Computationally-efficient long-range phasing with very large datasets. M. J. Barber1, R. E. Curtis2, K. Noto1, Y. Wang1, J. M. Granka1, N. M. Myres2, J. K. Byrnes1, C. A. Ball1, K. G. Chahine2 1) Ancestry.com, San Francisco, CA; 2) Ancestry.com, Provo, UT.

   While computationally intensive, phasing a large set of genotypes (i.e. > 100,000 samples) into probable haplotypes presents the opportunity to leverage sample size to increase phasing accuracy for each and every sample. Phasing switch error rate can be greatly minimized when using genotypes with a specified parent-offspring relationship, but such datasets are not universally available. Recent advances in methodology have utilized the large number of identity-by-descent segments (IBD-SEGs) between a sample and the rest of the samples in the dataset to improve phasing accuracy. These long-ranged phasing approaches use an IBD-SEG to help phase the matched IBD region. At AncestryDNA, we are applying the principle of long-range phasing to very large (and growing) datasets of genotyping data.
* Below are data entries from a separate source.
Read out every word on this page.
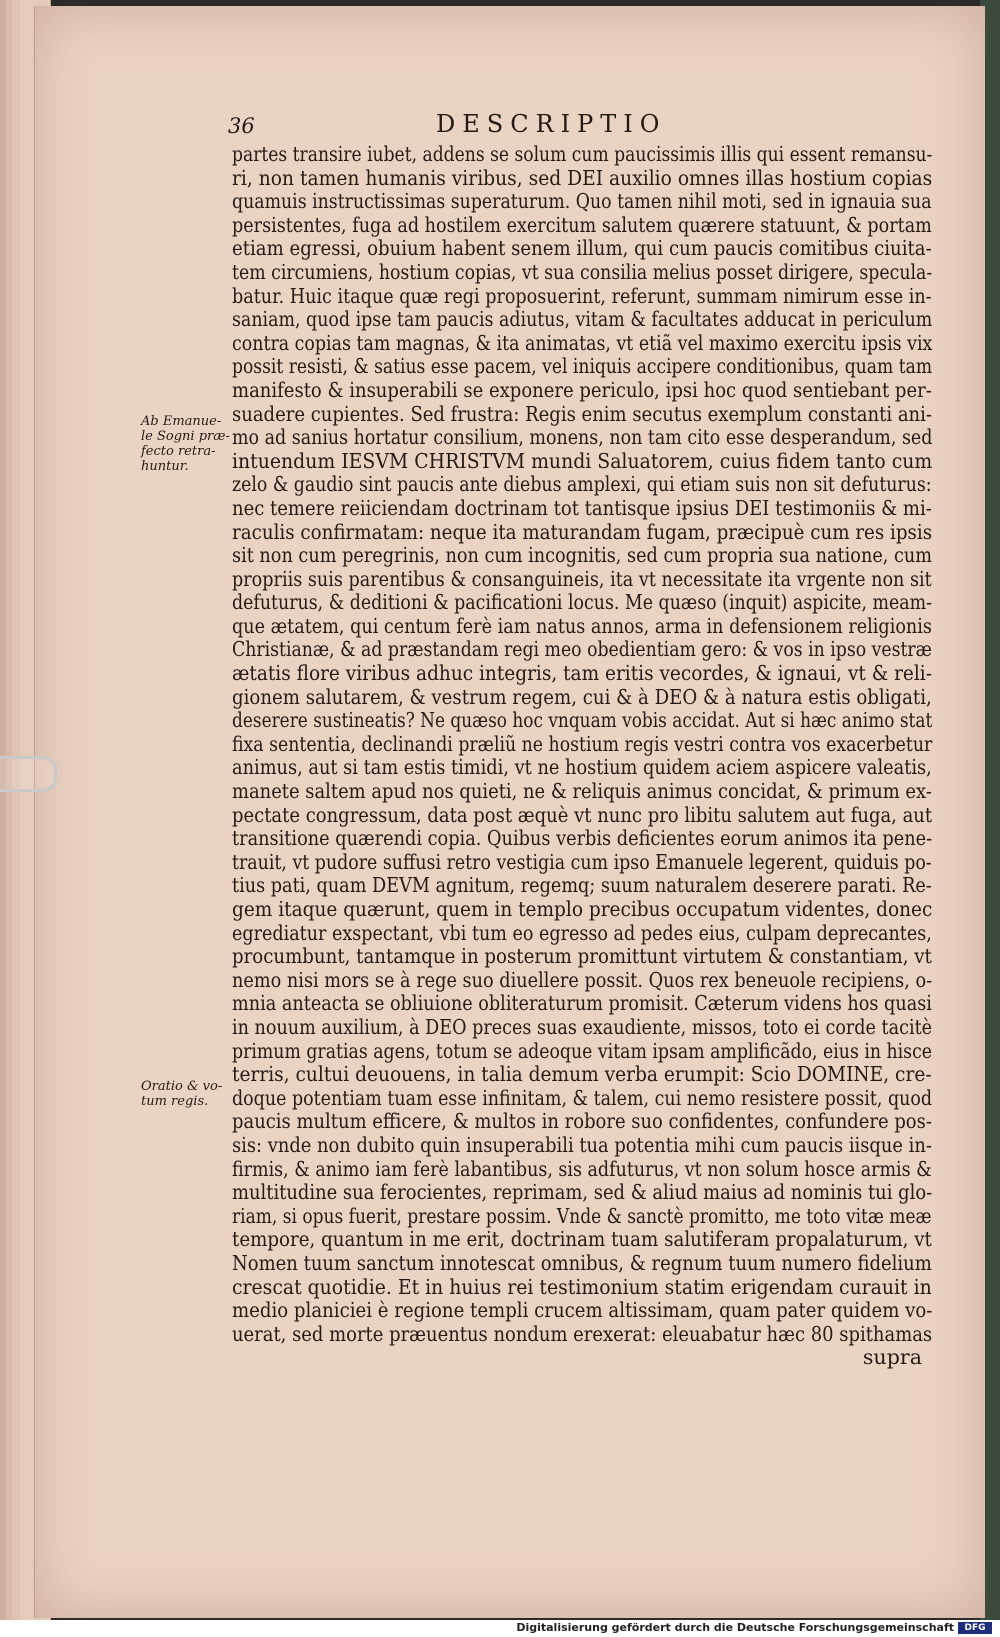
36	DESCRIPTIO
Ab Emanue-
le Sogni præ-
fecto retra-
huntur.
Oratio & vo-
tum regis.
partes transire iubet, addens se solum cum paucissimis illis qui essent remansu-
ri, non tamen humanis viribus, sed DEI auxilio omnes illas hostium copias
quamuis instructissimas superaturum. Quo tamen nihil moti, sed in ignauia sua
persistentes, fuga ad hostilem exercitum salutem quærere statuunt, & portam
etiam egressi, obuium habent senem illum, qui cum paucis comitibus ciuita-
tem circumiens, hostium copias, vt sua consilia melius posset dirigere, specula-
batur. Huic itaque quæ regi proposuerint, referunt, summam nimirum esse in-
saniam, quod ipse tam paucis adiutus, vitam & facultates adducat in periculum
contra copias tam magnas, & ita animatas, vt etiã vel maximo exercitu ipsis vix
possit resisti, & satius esse pacem, vel iniquis accipere conditionibus, quam tam
manifesto & insuperabili se exponere periculo, ipsi hoc quod sentiebant per-
suadere cupientes. Sed frustra: Regis enim secutus exemplum constanti ani-
mo ad sanius hortatur consilium, monens, non tam cito esse desperandum, sed
intuendum IESVM CHRISTVM mundi Saluatorem, cuius fidem tanto cum
zelo & gaudio sint paucis ante diebus amplexi, qui etiam suis non sit defuturus:
nec temere reiiciendam doctrinam tot tantisque ipsius DEI testimoniis & mi-
raculis confirmatam: neque ita maturandam fugam, præcipuè cum res ipsis
sit non cum peregrinis, non cum incognitis, sed cum propria sua natione, cum
propriis suis parentibus & consanguineis, ita vt necessitate ita vrgente non sit
defuturus, & deditioni & pacificationi locus. Me quæso (inquit) aspicite, meam-
que ætatem, qui centum ferè iam natus annos, arma in defensionem religionis
Christianæ, & ad præstandam regi meo obedientiam gero: & vos in ipso vestræ
ætatis flore viribus adhuc integris, tam eritis vecordes, & ignaui, vt & reli-
gionem salutarem, & vestrum regem, cui & à DEO & à natura estis obligati,
deserere sustineatis? Ne quæso hoc vnquam vobis accidat. Aut si hæc animo stat
fixa sententia, declinandi præliũ ne hostium regis vestri contra vos exacerbetur
animus, aut si tam estis timidi, vt ne hostium quidem aciem aspicere valeatis,
manete saltem apud nos quieti, ne & reliquis animus concidat, & primum ex-
pectate congressum, data post æquè vt nunc pro libitu salutem aut fuga, aut
transitione quærendi copia. Quibus verbis deficientes eorum animos ita pene-
trauit, vt pudore suffusi retro vestigia cum ipso Emanuele legerent, quiduis po-
tius pati, quam DEVM agnitum, regemq; suum naturalem deserere parati. Re-
gem itaque quærunt, quem in templo precibus occupatum videntes, donec
egrediatur exspectant, vbi tum eo egresso ad pedes eius, culpam deprecantes,
procumbunt, tantamque in posterum promittunt virtutem & constantiam, vt
nemo nisi mors se à rege suo diuellere possit. Quos rex beneuole recipiens, o-
mnia anteacta se obliuione obliteraturum promisit. Cæterum videns hos quasi
in nouum auxilium, à DEO preces suas exaudiente, missos, toto ei corde tacitè
primum gratias agens, totum se adeoque vitam ipsam amplificãdo, eius in hisce
terris, cultui deuouens, in talia demum verba erumpit: Scio DOMINE, cre-
doque potentiam tuam esse infinitam, & talem, cui nemo resistere possit, quod
paucis multum efficere, & multos in robore suo confidentes, confundere pos-
sis: vnde non dubito quin insuperabili tua potentia mihi cum paucis iisque in-
firmis, & animo iam ferè labantibus, sis adfuturus, vt non solum hosce armis &
multitudine sua ferocientes, reprimam, sed & aliud maius ad nominis tui glo-
riam, si opus fuerit, prestare possim. Vnde & sanctè promitto, me toto vitæ meæ
tempore, quantum in me erit, doctrinam tuam salutiferam propalaturum, vt
Nomen tuum sanctum innotescat omnibus, & regnum tuum numero fidelium
crescat quotidie. Et in huius rei testimonium statim erigendam curauit in
medio planiciei è regione templi crucem altissimam, quam pater quidem vo-
uerat, sed morte præuentus nondum erexerat: eleuabatur hæc 80 spithamas
supra
Digitalisierung gefördert durch die Deutsche Forschungsgemeinschaft	DFG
Our approach assembles high-confidence IBD-SEGs to form an explicit surrogate parent for each sample. The assembly of an explicit surrogate parent is computationally efficient: the only requirement is assessing each IBD-SEG for quality separately, rather than performing a joint analysis. Given an explicit surrogate parent, phasing and IBD-SEGs can then be updated. Our approach has the added advantage of enabling updates to the phase estimates of full or partial genotypes when new high-quality IBD-SEGs are identified, as is common in constantly growing databases such as AncestryDNA's. We test the accuracy of our approach using simulated genotyping datasets and thousands of confirmed parent-offspring relationships from the AncestryDNA database. Our novel approach aims to efficiently and accurately phase large numbers of samples in a way that could be relevant and widely practical for a variety of applications, including datasets from genome-wide association studies that are being generated by the genetics community.